It has been quite a while since Jesus allegedly changed water into wine in Israel. Wine Making in a more common manner has been around for thousands of years. However, the modern Israeli wine industry was founded in the late Nineteenth Century by Baron Edmond James de Rothschild, a French Aristocrat. He would be the same owner of the Bordeaux estate Chateau Laffite-Rothschild. It was good that the Baron bored of collecting art and decided to purchase land in Israel instead even though the wines produced from Rothschild’s Vineyards were not great and it was said, not much better than “the brews drunk by the Nabataea’s”. Flash forward to a century later in the 1980s when things changed and there began a renaissance in wine making in Israel and all over the world. People were traveling everywhere so much more often and in Israel people were discovering that wine was not only for Kiddush (Sanctification). They were also experiencing higher quality wine now than what was produced at home. This, along with the “French Paradox” which was that the consumption of red wine helped reduce cholesterol levels caused demand in Israel for good wine soar.
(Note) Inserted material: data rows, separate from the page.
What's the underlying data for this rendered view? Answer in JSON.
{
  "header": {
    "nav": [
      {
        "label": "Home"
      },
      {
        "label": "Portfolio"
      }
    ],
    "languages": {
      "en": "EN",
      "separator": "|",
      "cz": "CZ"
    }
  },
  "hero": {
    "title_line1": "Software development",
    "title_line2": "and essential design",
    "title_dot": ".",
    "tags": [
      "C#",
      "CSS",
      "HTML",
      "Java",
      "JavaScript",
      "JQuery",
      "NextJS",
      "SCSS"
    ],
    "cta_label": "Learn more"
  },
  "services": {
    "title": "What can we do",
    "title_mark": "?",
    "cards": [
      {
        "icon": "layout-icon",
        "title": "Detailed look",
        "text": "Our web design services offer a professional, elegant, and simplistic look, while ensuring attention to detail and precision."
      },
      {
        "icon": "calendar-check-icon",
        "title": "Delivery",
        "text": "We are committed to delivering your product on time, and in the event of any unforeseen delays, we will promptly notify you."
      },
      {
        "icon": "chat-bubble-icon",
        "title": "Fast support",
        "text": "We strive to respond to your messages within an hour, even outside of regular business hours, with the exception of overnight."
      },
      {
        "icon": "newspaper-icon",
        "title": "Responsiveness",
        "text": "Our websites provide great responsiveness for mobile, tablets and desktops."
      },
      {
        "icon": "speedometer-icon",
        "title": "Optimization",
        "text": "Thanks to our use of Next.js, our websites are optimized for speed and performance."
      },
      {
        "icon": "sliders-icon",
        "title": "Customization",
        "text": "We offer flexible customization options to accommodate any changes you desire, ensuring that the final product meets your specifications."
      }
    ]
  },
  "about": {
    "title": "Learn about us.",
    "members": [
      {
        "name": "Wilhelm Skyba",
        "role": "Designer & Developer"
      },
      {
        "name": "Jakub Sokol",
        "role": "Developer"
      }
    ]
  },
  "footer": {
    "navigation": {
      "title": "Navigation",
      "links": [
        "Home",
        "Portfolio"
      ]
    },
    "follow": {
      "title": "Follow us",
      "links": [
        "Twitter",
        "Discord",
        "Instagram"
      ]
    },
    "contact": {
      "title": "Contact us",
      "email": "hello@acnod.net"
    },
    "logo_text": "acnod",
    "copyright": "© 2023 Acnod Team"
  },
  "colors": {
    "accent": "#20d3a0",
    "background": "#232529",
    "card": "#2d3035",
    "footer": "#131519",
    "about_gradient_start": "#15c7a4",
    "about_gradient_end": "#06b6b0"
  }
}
Visitors were coming into Israel in droves and better restaurants had no choice in their wine selections but to offer a vast majority of imported wines. That certainly would not do.
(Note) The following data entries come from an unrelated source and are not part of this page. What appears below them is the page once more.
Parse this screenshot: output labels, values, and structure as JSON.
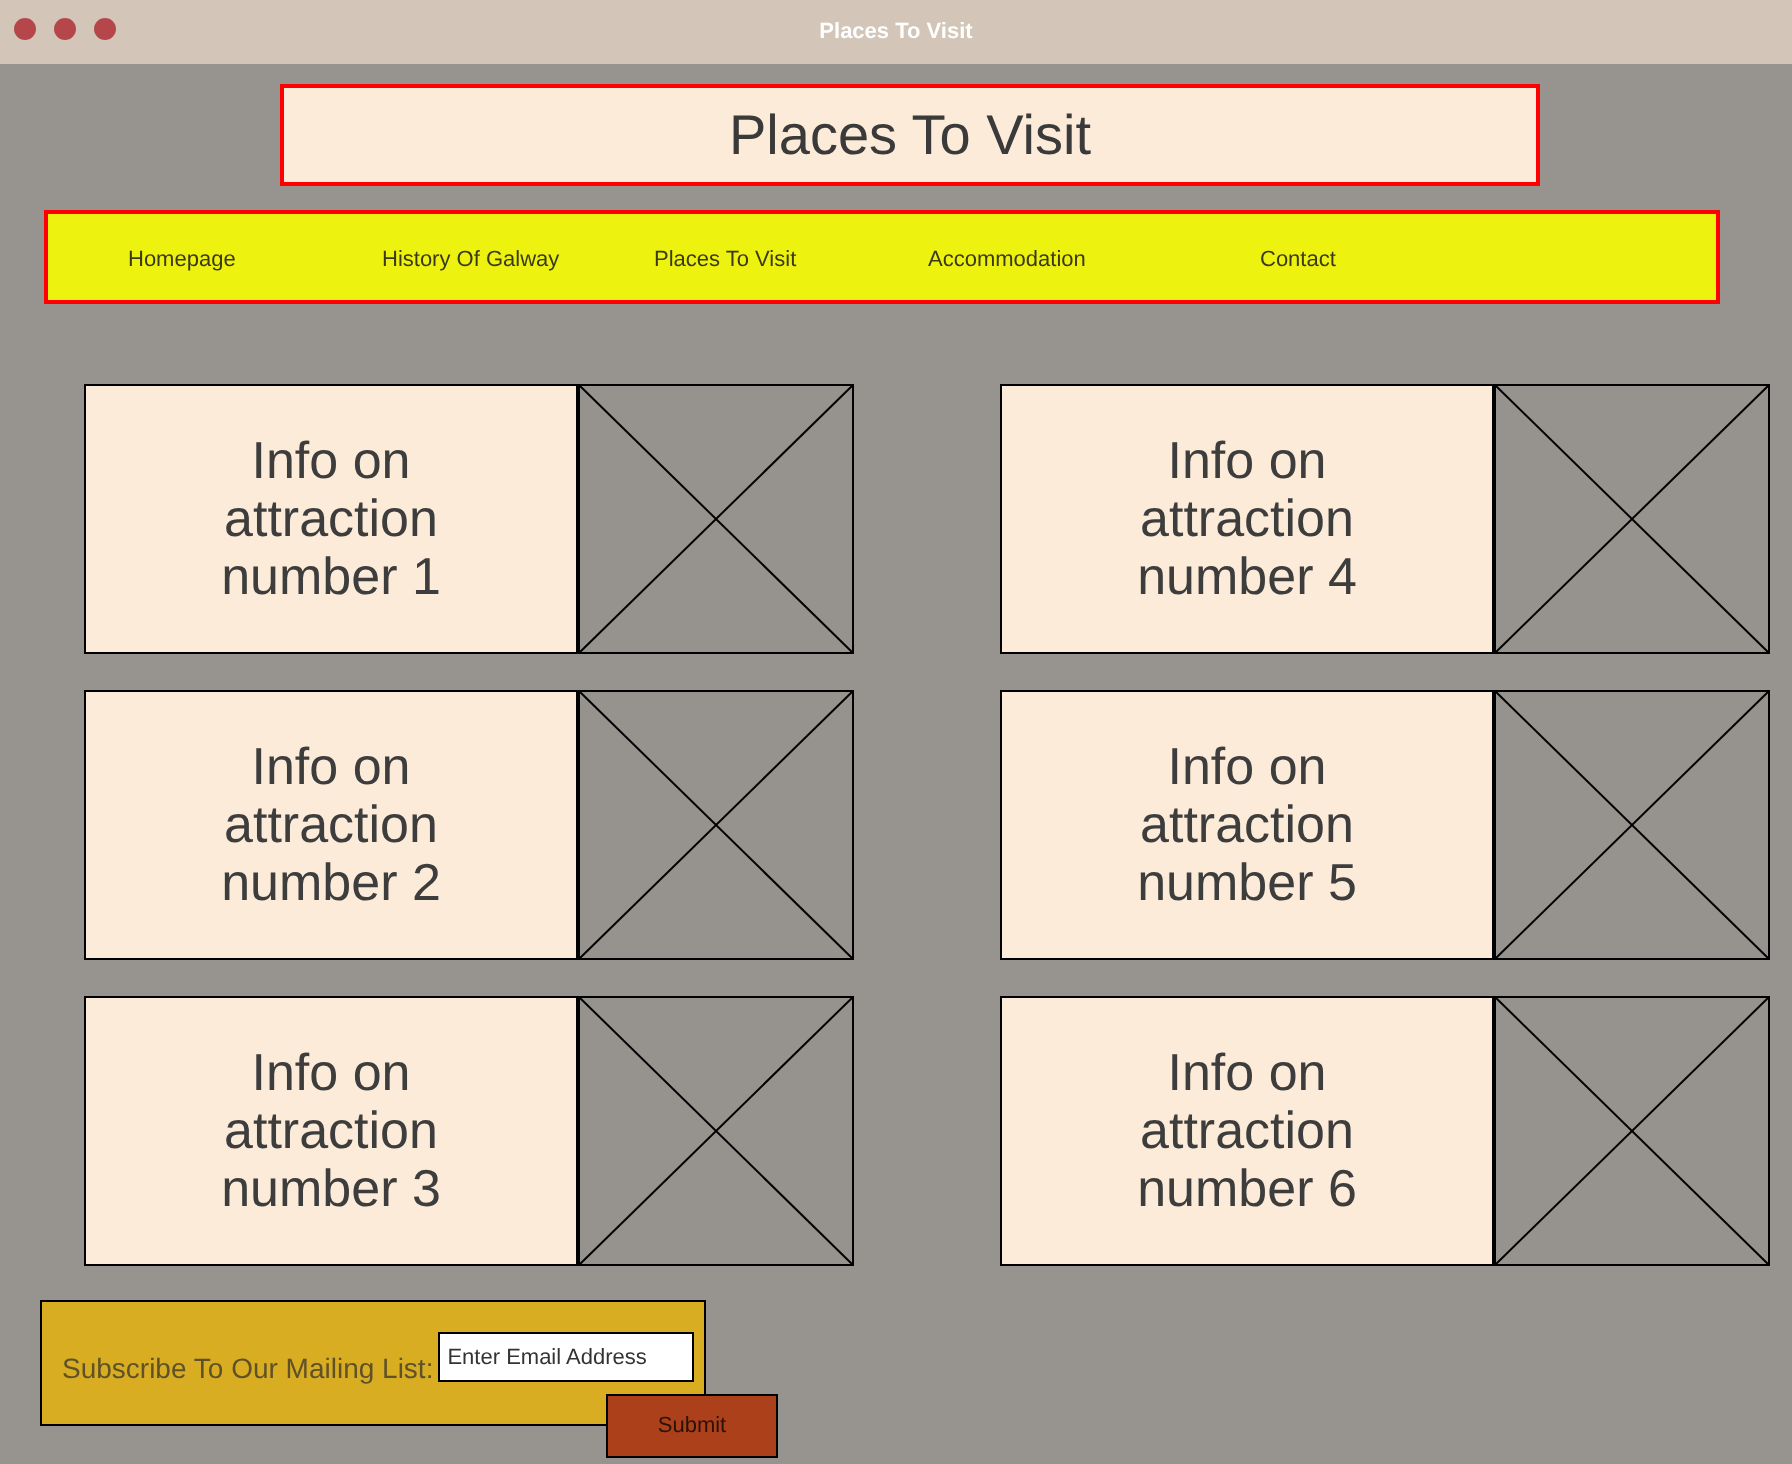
{
  "window": {
    "title": "Places To Visit"
  },
  "header": {
    "title": "Places To Visit"
  },
  "nav": {
    "items": [
      {
        "label": "Homepage"
      },
      {
        "label": "History Of Galway"
      },
      {
        "label": "Places To Visit"
      },
      {
        "label": "Accommodation"
      },
      {
        "label": "Contact"
      }
    ]
  },
  "attraction_columns": [
    {
      "cards": [
        {
          "text": "Info on attraction number 1"
        },
        {
          "text": "Info on attraction number 2"
        },
        {
          "text": "Info on attraction number 3"
        }
      ]
    },
    {
      "cards": [
        {
          "text": "Info on attraction number 4"
        },
        {
          "text": "Info on attraction number 5"
        },
        {
          "text": "Info on attraction number 6"
        }
      ]
    }
  ],
  "subscribe": {
    "label": "Subscribe To Our Mailing List:",
    "email_placeholder": "Enter Email Address",
    "button": "Submit"
  }
}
Israel’s semi-arid climate is similar to other great wine-producing countries, like Italy, France and California in the United States. When Israel’s modern wine making history really began in the 80’s much of the technological advances were very similar to those in northern California. Both regions were experimenting with new varieties of grapes, wine making expertise was imported; new wineries were built while existing wineries invested in new equipment.
There are five vine-growing regions: Galil-Galilee (including Golan Heights), the region most suited for “viticulture” due to its high elevation, cool breezes, marked day and night by temperature changes and rich well-drained soils; the Judean Hills, surrounding the city of Jerusalem; Shimshon (Samson), located between the Judean Hills and the Coastal Plain; the Negev, a semi-arid desert region, where drip irrigation has made grape growing possible; and the Sharon Plain near the Mediterranean Coast and just south of Haifa, surrounding the towns of Zichron Ya’akov and Binyamina which is the largest grape growing region in Israel.
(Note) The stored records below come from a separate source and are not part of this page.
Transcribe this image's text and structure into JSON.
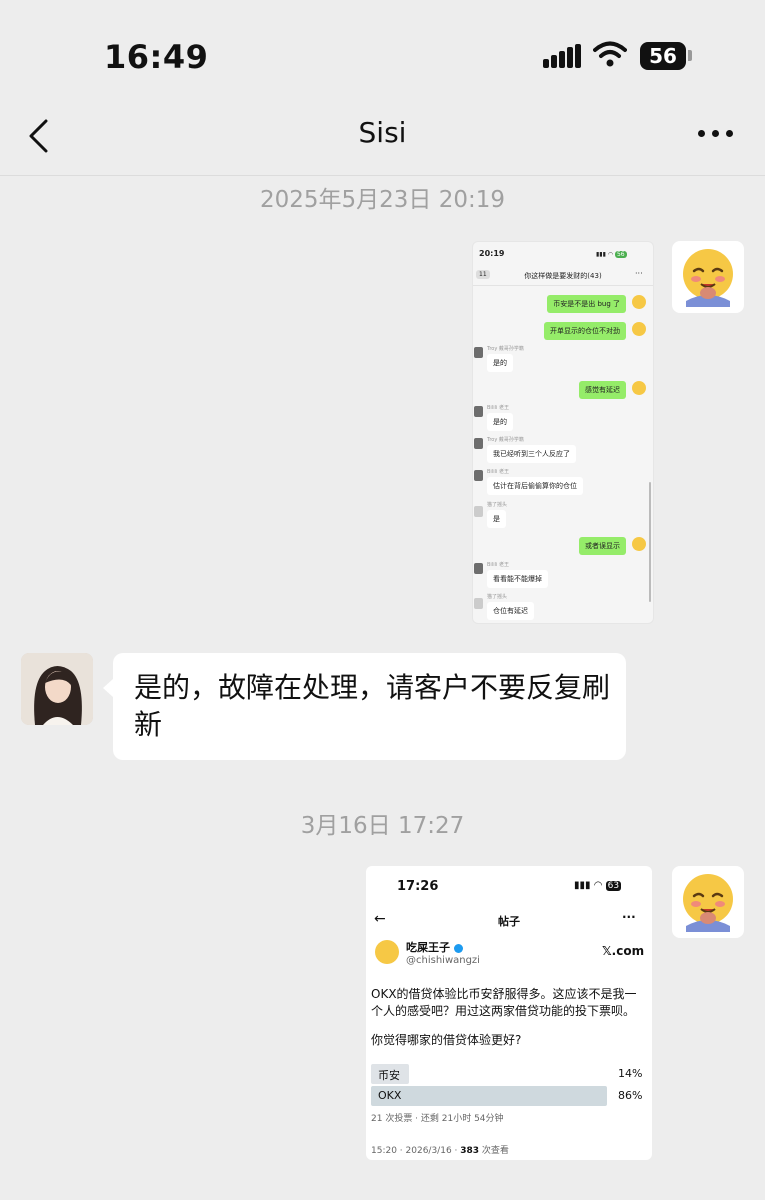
{
  "status_bar": {
    "time": "16:49",
    "battery": "56"
  },
  "header": {
    "title": "Sisi"
  },
  "messages": {
    "ts1": "2025年5月23日 20:19",
    "ts2": "3月16日 17:27",
    "reply": "是的，故障在处理，请客户不要反复刷新"
  },
  "shot1": {
    "time": "20:19",
    "group_badge": "11",
    "group_title": "你这样做是要发财的(43)",
    "msgs": [
      {
        "text": "币安是不是出 bug 了"
      },
      {
        "text": "开单显示的仓位不对劲"
      },
      {
        "name": "Troy 戴哥孙学籍",
        "text": "是的"
      },
      {
        "text": "感觉有延迟"
      },
      {
        "name": "Bilili 老王",
        "text": "是的"
      },
      {
        "name": "Troy 戴哥孙学籍",
        "text": "我已经听到三个人反应了"
      },
      {
        "name": "Bilili 老王",
        "text": "估计在背后偷偷算你的仓位"
      },
      {
        "name": "猫了摇头",
        "text": "是"
      },
      {
        "text": "或者误显示"
      },
      {
        "name": "Bilili 老王",
        "text": "看看能不能爆掉"
      },
      {
        "name": "猫了摇头",
        "text": "仓位有延迟"
      }
    ]
  },
  "shot2": {
    "time": "17:26",
    "battery": "63",
    "page_title": "帖子",
    "author": "吃屎王子",
    "handle": "@chishiwangzi",
    "xcom": "𝕏.com",
    "body1": "OKX的借贷体验比币安舒服得多。这应该不是我一个人的感受吧？用过这两家借贷功能的投下票呗。",
    "body2": "你觉得哪家的借贷体验更好?",
    "poll": [
      {
        "label": "币安",
        "pct": "14%",
        "value": 14
      },
      {
        "label": "OKX",
        "pct": "86%",
        "value": 86
      }
    ],
    "poll_meta": "21 次投票 · 还剩 21小时 54分钟",
    "footer_time": "15:20 · 2026/3/16 · ",
    "views": "383",
    "views_label": " 次查看"
  },
  "colors": {
    "bg": "#ededed",
    "green_bubble": "#95ec69",
    "timestamp": "#a0a0a0"
  },
  "icons": [
    "back-arrow-icon",
    "more-icon",
    "signal-icon",
    "wifi-icon",
    "battery-icon",
    "verified-icon",
    "emoji-avatar-icon"
  ]
}
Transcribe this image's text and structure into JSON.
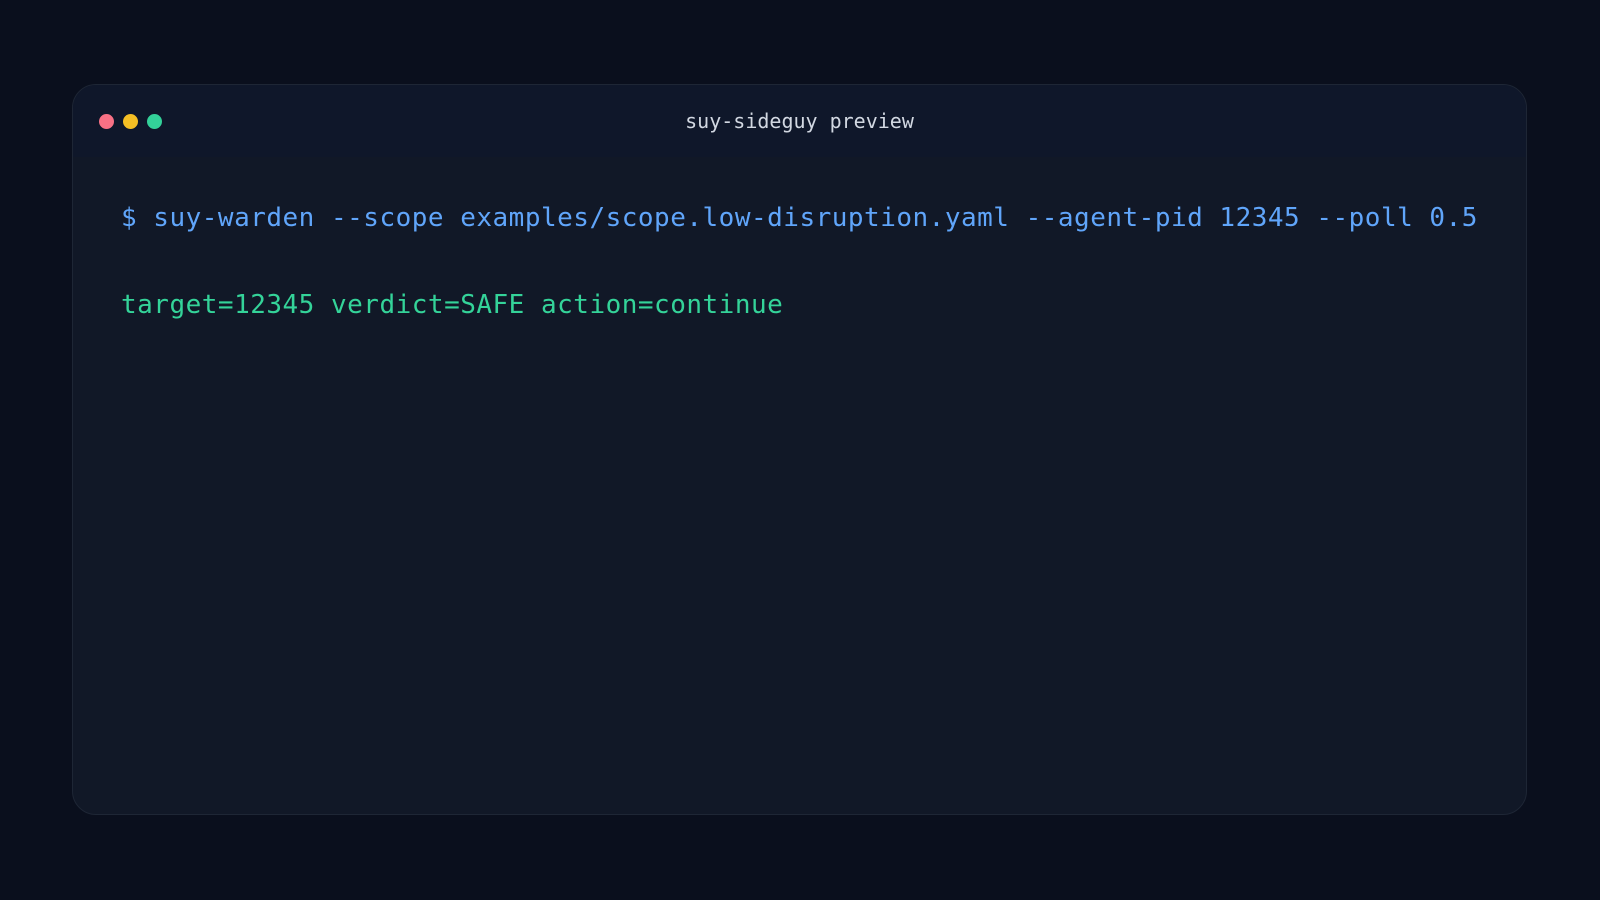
{
  "window": {
    "title": "suy-sideguy preview",
    "controls": {
      "close_color": "#f87185",
      "minimize_color": "#f5bf24",
      "maximize_color": "#33d199"
    }
  },
  "terminal": {
    "command": "$ suy-warden --scope examples/scope.low-disruption.yaml --agent-pid 12345 --poll 0.5",
    "output": "target=12345 verdict=SAFE action=continue",
    "command_color": "#60a5fa",
    "output_color": "#34d399"
  }
}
I think it is interesting to point out that although there are hundreds of wineries in Israel, ranging in size from small boutiques to large companies producing millions of bottles a year and yet more than 75% of the wine produced nationwide comes from the top five producers. Last year Israel imported about $26.7 million which was revenue from 36 million bottles of red, white, still, sparkling and dessert wines. In addition Israel exports non-alcoholic “grape juice” to Moslem Markets.
An interesting “side note” is that during the Roman era, a Jewish family consumed an average of 350 liters of wine a year! First, it would have been very bad wine! Second, this is an astounding amount considering that today’s domestic consumption is 6 liters per person per year. (in France and Italy, 60 liters per capita) During the Roman era winemaking was one of the most profitable industries second only to piracy!
In 2013, Israeli winemakers, after years of coping with the negative reputation of “Kosher” wines are now winning international awards. A few months ago Joe Gallo, one of the owners of the leading Californian E & J Gallo Winery, visited Israel. “I was not aware that such high quality wines are made in Israel”, He said. We say, “It’s just another hurdle to jump”! CHEERS!